Living in a home filled with depression and homophobia, it was clear that the places for boys were places where you could play sports and inflict pain.
Taking my education into my own hands, I sought out places that focused on the intellect.
At fourteen, I discovered an incredible prep school that was expensive as hell and miles away from my limited Detroit neighborhood.
My only problem: parents who failed to see that this financial challenge would pay off in the near future. When the person writing the checks doesn’t see the value of what’s being offered or worse, doesn’t understand what’s being offered then steers you away from a life-changing opportunity, the home loss is reinstated.
During my younger years, I did manage to create a home space that I still can return to at 50.
My grandparents home was home to me.
Between the smell of bleach and camel cigarettes given off by my grandfather and my grandmothers’ fried chicken, my grandparents’ house was my home.
A place that I felt seen and wanted.
My paternal grandparents were always excited to see me and forever willing to welcome me with a good, hot meal and a genuine question about what we were learning in school.
Being seen is the main point and true definition of home.
Home is not where the heart is home is where you are seen.
Many of us grow up being seen for the wrong reasons.
I recently read a quote from somebody that says everyone is looked at what we all want is to be seen.
Here’s the difference- most of us are looked at and critiqued- told what is wrong with us. Anyone can tell you what’s wrong with themselves and you.
As a sensitive, smart child who hated sports, I was constantly provided with an ongoing diatribe of what was wrong with me and what I should desire and how I shoud act/present myself to the world.
Everyone looked(to be able to critique and “help”).
Few saw me(loved me in with no suggestions that I would be loved more or better if certain things were changed about me).
So for me, my concept of home has always been skewed. We are taught, myself included, that home is with people who look like you, have your same name and multiple shared historic tidbits.
Does home come at the cost of your personal and emotional health?
For several years, I struggled with claiming space in my immediate family.

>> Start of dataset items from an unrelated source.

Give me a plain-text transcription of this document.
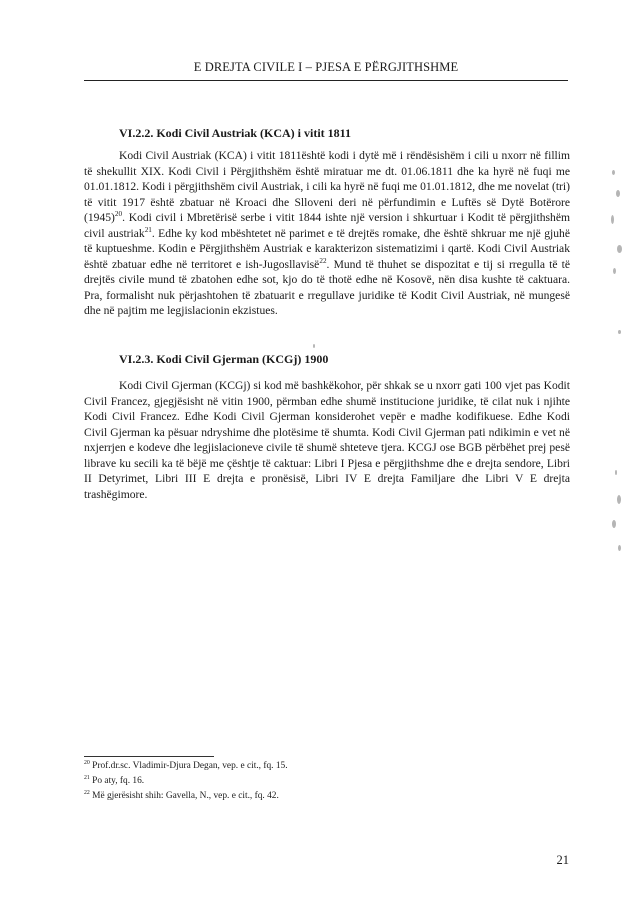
E DREJTA CIVILE I – PJESA E PËRGJITHSHME
VI.2.2. Kodi Civil Austriak (KCA) i vitit 1811

Kodi Civil Austriak (KCA) i vitit 1811është kodi i dytë më i rëndësishëm i cili u nxorr në fillim të shekullit XIX. Kodi Civil i Përgjithshëm është miratuar me dt. 01.06.1811 dhe ka hyrë në fuqi me 01.01.1812. Kodi i përgjithshëm civil Austriak, i cili ka hyrë në fuqi me 01.01.1812, dhe me novelat (tri) të vitit 1917 është zbatuar në Kroaci dhe Slloveni deri në përfundimin e Luftës së Dytë Botërore $(1945)^{20}$. Kodi civil i Mbretërisë serbe i vitit 1844 ishte një version i shkurtuar i Kodit të përgjithshëm civil austriak$^{21}$. Edhe ky kod mbështetet në parimet e të drejtës romake, dhe është shkruar me një gjuhë të kuptueshme. Kodin e Përgjithshëm Austriak e karakterizon sistematizimi i qartë. Kodi Civil Austriak është zbatuar edhe në territoret e ish-Jugosllavisë$^{22}$. Mund të thuhet se dispozitat e tij si rregulla të të drejtës civile mund të zbatohen edhe sot, kjo do të thotë edhe në Kosovë, nën disa kushte të caktuara. Pra, formalisht nuk përjashtohen të zbatuarit e rregullave juridike të Kodit Civil Austriak, në mungesë dhe në pajtim me legjislacionin ekzistues.

VI.2.3. Kodi Civil Gjerman (KCGj) 1900

Kodi Civil Gjerman (KCGj) si kod më bashkëkohor, për shkak se u nxorr gati 100 vjet pas Kodit Civil Francez, gjegjësisht në vitin 1900, përmban edhe shumë institucione juridike, të cilat nuk i njihte Kodi Civil Francez. Edhe Kodi Civil Gjerman konsiderohet vepër e madhe kodifikuese. Edhe Kodi Civil Gjerman ka pësuar ndryshime dhe plotësime të shumta. Kodi Civil Gjerman pati ndikimin e vet në nxjerrjen e kodeve dhe legjislacioneve civile të shumë shteteve tjera. KCGJ ose BGB përbëhet prej pesë librave ku secili ka të bëjë me çështje të caktuar: Libri I Pjesa e përgjithshme dhe e drejta sendore, Libri II Detyrimet, Libri III E drejta e pronësisë, Libri IV E drejta Familjare dhe Libri V E drejta trashëgimore.

$^{20}$ Prof.dr.sc. Vladimir-Djura Degan, vep. e cit., fq. 15.
$^{21}$ Po aty, fq. 16.
$^{22}$ Më gjerësisht shih: Gavella, N., vep. e cit., fq. 42.
21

As an out gay men, I was given the option – hold on to yourself (create a home situation on your own) or join us- (we will allow you a space in our home as long as you have no needs or firm boundaries).
Home should never be a place where you feel threatened or have to negotiate emotional safety.
When I think of my early childhood and home life, I don’t have warm fuzzy feelings that anything was possible.
I recall a home that couldn’t handle a male child who was arts-centered and my sister who was a math whiz.
Healthy and happy doesn’t mean conflict free or without an occasional hiccup.
It does mean that differences are negotiated and viewpoints shared without fear of shaming and humiliation.
How do we create a happy, healthy home life?